If a polynomial is divided by $(x-1)$ then remainder is 5 and if divided by $(x-2)$ the remainder is 7. What will be the remainder is the polynomial is divided by $(x-1)(x-2)$ ?
As the degree is unknown so we can't write the polynomial with arbitrary coefficients. So we have to assume the polynomial as $f(x)$. Now we can write …
$$f(x)=(x-1)g(x)+5$$
$$f(x)=(x-2)h(x)+7$$
Where $g(x)$ & $h(x)$ are some polynomial of x. then I subtract these two equations, but can't go further. Am I going correct? Should I need to use differentiation?

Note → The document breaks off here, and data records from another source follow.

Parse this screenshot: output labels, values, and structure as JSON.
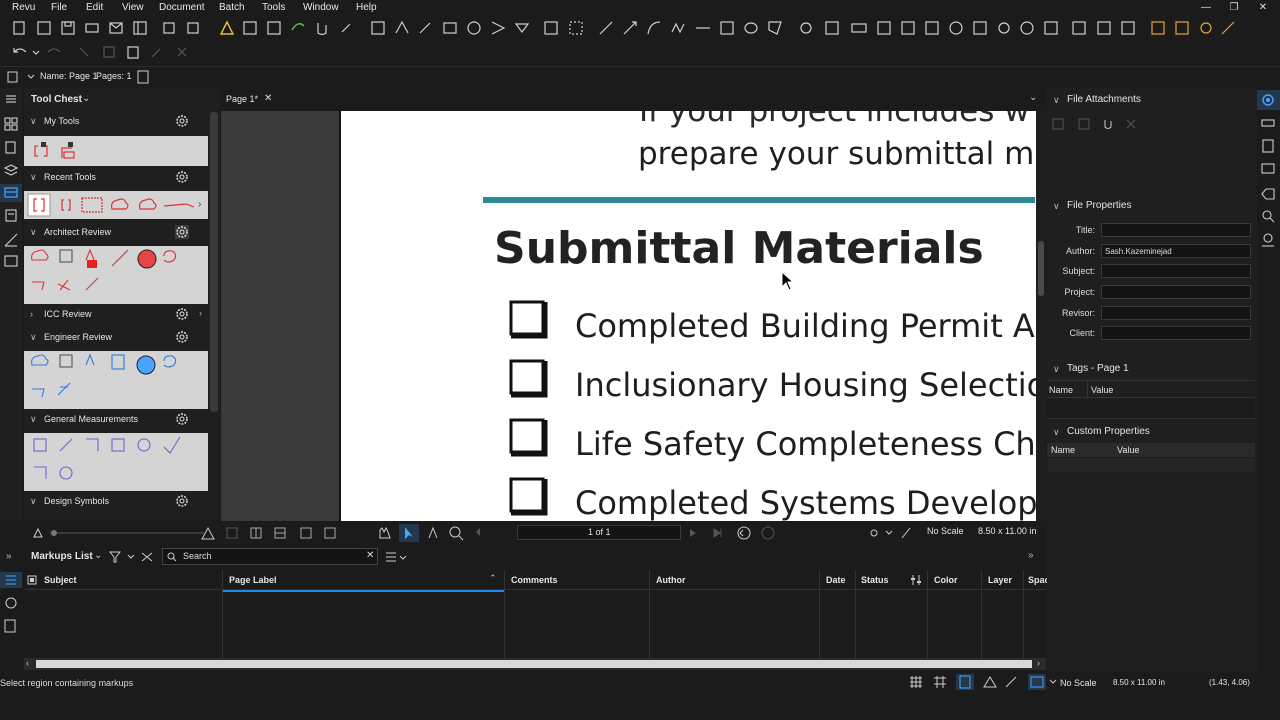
{
  "menu": {
    "items": [
      "Revu",
      "File",
      "Edit",
      "View",
      "Document",
      "Batch",
      "Tools",
      "Window",
      "Help"
    ]
  },
  "window_controls": [
    "minimize-icon",
    "restore-icon",
    "close-icon"
  ],
  "properties_bar": {
    "name_label": "Name: Page 1",
    "pages_label": "Pages: 1"
  },
  "tool_chest": {
    "title": "Tool Chest",
    "sections": [
      {
        "label": "My Tools",
        "expanded": true
      },
      {
        "label": "Recent Tools",
        "expanded": true
      },
      {
        "label": "Architect Review",
        "expanded": true
      },
      {
        "label": "ICC Review",
        "expanded": false
      },
      {
        "label": "Engineer Review",
        "expanded": true
      },
      {
        "label": "General Measurements",
        "expanded": true
      },
      {
        "label": "Design Symbols",
        "expanded": true
      }
    ]
  },
  "document": {
    "tab_label": "Page 1*",
    "lines": {
      "top_partial": "If your project includes w",
      "top_second": "prepare your submittal m",
      "heading": "Submittal Materials",
      "items": [
        "Completed Building Permit A",
        "Inclusionary Housing Selectio",
        "Life Safety Completeness Che",
        "Completed Systems Develop"
      ]
    },
    "accent_color": "#2e8b93"
  },
  "doc_status": {
    "page_indicator": "1 of 1",
    "scale": "No Scale",
    "page_size": "8.50 x 11.00 in"
  },
  "markups": {
    "title": "Markups List",
    "search_placeholder": "Search",
    "columns": [
      "Subject",
      "Page Label",
      "Comments",
      "Author",
      "Date",
      "Status",
      "Color",
      "Layer",
      "Spac"
    ]
  },
  "right_panel": {
    "file_attachments": "File Attachments",
    "file_properties": "File Properties",
    "props": [
      {
        "label": "Title:",
        "value": ""
      },
      {
        "label": "Author:",
        "value": "Sash.Kazeminejad"
      },
      {
        "label": "Subject:",
        "value": ""
      },
      {
        "label": "Project:",
        "value": ""
      },
      {
        "label": "Revisor:",
        "value": ""
      },
      {
        "label": "Client:",
        "value": ""
      }
    ],
    "tags_title": "Tags - Page 1",
    "tags_cols": [
      "Name",
      "Value"
    ],
    "custom_title": "Custom Properties",
    "custom_cols": [
      "Name",
      "Value"
    ]
  },
  "status_bar": {
    "hint": "Select region containing markups",
    "scale": "No Scale",
    "page_size": "8.50 x 11.00 in",
    "coords": "(1.43, 4.06)"
  },
  "colors": {
    "bg": "#1b1b1b",
    "panel": "#1f1f1f",
    "accent_blue": "#1e88e5",
    "tool_bg": "#d4d4d4"
  }
}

(If you are using some theorem please provide a link so that I can learn that)
Best Answer
By remainder theorem, “When f(x) is divided by (x−1), the remainder is 5” can be translated to:-
(1) … $f(1) = 5$
Similarly, we have:-
(2) … $f(2) = 7$
When $f(x)$ is divided by $(x-1)(x-2)$, then basically we have:-
(3) … $f(x) = (x-1)(x-2) \times $Quotient + Remainder
Since the degree of the remainder must be one lower than that of the divisor, [$= 2$ from $(x-1)(x-2)$], the remainder can have degree = 1 (or lower) only. The remainder should then take the form $ax + b$, which is a general expression of degree 1 (or lower if a = 0) in x. Therefore, (3) becomes:-
(4) …$f(x) = (x-1)(x-2)Q(x) + (ax + b)$
(1) and (2) can be used to find the values of $a$ and $b$ from (4).